Wavelet based Non-Reconstructive Compressed Spectrum Sensing against Non-Gaussian Noise

Abstract

In cognitive radio, spectrum sensing in non Gaussian channel is a challenging task. In addition to non Gaussian noise channel, wideband sensing demands computational complex signal processing algorithm for spectrum sensing. Compressive sensing (CS) has emerged as one of the promising signal processing techniques for spectrum sensing. In CS-based sensing, the sensing is performed on the reconstructed signal that adds extra computational overhead. To mitigate the computational overhead, we present a non-reconstruction-based spectrum sensing technique that uses the energy of the discrete wavelet transform (DWT) coefficients of the compressed measurements in non Gaussian channel, as test statistics.

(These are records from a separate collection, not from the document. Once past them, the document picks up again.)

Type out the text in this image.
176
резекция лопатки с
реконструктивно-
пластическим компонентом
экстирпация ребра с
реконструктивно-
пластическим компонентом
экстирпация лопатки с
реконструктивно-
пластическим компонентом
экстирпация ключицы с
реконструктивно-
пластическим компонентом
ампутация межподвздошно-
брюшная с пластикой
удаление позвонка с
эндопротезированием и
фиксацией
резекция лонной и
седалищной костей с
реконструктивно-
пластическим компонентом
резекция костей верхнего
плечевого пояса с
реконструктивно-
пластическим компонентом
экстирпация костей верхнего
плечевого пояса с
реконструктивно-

We compare the performance of the proposed algorithm with the conventional energy detection against both non-Gaussian and Gaussian noise. Numerical simulation is carried out using a 5G Universal-Filtered Multi-Carrier (UFMC) signal. The simulation results demonstrate that the DWT-based sensing achieves nearly −8 dB and − 8.5 dB SNR-wall against non-Gaussian and Gaussian noise, respectively. In contrast, the compressed DWT achieves −4.5 dB SNR-wall at a much lower computational complexity than conventional techniques.